Он знал Яна с детских лет, с его упорством сталкивался не раз, отговаривать — зря терять время. Вот он сидит, смеётся, рубаха-парень, за смехом прячет страх и тревогу. А ведь не из прихоти задумал это гиблое дело, не по дурости! Разве было такое, чтобы судьба ему щедро отсыпала даров, на-ка, бери какой приглянется? Нет, не отсыпала, вот этот, один-единственный сунула в руки, хочешь бери, не хочешь, и ладно. Вяжгир едва не заплакал. Он ему тут про маэров — а сам не углядел, пропустил, когда и Ян вспыхнул костром, путеводным, для других. Да ведь сам-то — не сгорит ли заживо?..
Так и ушёл Ян в дальнюю дорогу, по правде сказавшись только отцу и деду-готтару, а для других присочинил подходящую историю. Знахаря в трудном деле не бросил, прислал в помощь младшего брата, Чермика, а всех раненых и хворых велел отправлять к другим целителям.

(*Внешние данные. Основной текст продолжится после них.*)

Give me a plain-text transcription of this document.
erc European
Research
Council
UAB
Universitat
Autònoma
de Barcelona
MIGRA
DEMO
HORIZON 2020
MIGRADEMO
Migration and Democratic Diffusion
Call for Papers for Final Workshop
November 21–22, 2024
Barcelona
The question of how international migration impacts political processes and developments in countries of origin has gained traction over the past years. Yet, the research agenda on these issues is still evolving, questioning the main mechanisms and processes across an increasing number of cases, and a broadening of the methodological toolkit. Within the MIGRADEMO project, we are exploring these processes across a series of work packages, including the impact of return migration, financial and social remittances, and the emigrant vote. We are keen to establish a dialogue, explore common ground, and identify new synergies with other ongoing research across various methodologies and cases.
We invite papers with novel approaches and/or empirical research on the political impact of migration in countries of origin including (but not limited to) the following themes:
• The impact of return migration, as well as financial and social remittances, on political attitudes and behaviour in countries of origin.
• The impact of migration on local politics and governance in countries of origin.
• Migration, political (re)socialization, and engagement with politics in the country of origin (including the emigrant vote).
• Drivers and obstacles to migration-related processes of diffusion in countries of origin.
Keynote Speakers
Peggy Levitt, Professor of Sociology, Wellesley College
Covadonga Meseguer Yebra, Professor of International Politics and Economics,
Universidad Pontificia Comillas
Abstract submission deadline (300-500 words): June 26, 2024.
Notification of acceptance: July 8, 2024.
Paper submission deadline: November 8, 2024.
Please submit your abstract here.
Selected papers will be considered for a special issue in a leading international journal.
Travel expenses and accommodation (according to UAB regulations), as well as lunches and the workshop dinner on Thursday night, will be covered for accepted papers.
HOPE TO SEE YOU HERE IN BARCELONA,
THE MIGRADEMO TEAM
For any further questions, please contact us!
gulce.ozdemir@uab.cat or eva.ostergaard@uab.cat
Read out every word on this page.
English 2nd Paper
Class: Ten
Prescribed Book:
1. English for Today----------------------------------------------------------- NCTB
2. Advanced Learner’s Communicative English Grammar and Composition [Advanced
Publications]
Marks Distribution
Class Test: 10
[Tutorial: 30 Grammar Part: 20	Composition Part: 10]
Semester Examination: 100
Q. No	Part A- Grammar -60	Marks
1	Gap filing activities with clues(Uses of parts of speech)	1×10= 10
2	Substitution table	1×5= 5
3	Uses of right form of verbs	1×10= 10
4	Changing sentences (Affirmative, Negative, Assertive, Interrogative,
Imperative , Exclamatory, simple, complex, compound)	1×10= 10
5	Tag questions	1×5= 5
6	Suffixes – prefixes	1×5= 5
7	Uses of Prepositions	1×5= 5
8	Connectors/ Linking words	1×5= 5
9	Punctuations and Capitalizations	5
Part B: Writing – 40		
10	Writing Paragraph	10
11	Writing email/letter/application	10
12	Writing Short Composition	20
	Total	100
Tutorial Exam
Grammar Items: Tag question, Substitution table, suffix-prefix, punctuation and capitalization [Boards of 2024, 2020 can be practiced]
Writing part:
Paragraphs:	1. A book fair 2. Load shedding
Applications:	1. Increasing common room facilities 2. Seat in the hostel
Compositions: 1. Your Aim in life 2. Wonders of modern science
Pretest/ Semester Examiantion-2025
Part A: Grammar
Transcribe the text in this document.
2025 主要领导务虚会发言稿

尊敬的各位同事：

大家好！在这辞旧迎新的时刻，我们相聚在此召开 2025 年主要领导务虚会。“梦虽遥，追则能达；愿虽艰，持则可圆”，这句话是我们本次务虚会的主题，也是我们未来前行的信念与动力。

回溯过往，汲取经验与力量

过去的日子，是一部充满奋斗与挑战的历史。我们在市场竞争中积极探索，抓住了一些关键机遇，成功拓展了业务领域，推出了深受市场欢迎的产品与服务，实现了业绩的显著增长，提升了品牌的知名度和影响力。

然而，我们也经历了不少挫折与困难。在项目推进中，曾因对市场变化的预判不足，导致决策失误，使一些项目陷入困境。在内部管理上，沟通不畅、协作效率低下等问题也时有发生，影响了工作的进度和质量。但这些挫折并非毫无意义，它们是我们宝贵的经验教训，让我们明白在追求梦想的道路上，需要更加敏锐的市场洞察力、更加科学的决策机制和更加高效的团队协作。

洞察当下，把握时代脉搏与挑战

За окном пела вьюга и валил снег, чужак потихоньку приходил в себя. Выправлялся он долго и тяжело, на знахаря с ним свалилось много хлопот: его надо было кормить, мыть, беречь от болезней — слабый был, как младенец, а к слабому пристаёт всякая хворь. А сколько он на него своих снадобий извёл, все запасы поистратил и теперь ночами сидел у печи, новые готовил, смешивал.
Чермик появлялся в избе каждый день, и ему, как и прежде Яну, очень хотелось выведать, кто этот чужак. Приносил добытую на охоте дичь и не раз дивился упорству, с каким знахарь ходил за больным, словно за родным сыном. Ему было невдомёк, что эриль Харгейд строго-настрого велел чужака от смерти спасти. Знахарь и спасал. И сам не заметил, как прирос к нему сердцем.
После той страшной ночи парень начал бредить и в бреду всё кому-то грозил, звал отца и мать, бормотал незнакомые имена, а то и плакал. Чермик из этого ничего не понял, а знахарь, наслушавшись, стал кое-что смекать, но соображениями не делился.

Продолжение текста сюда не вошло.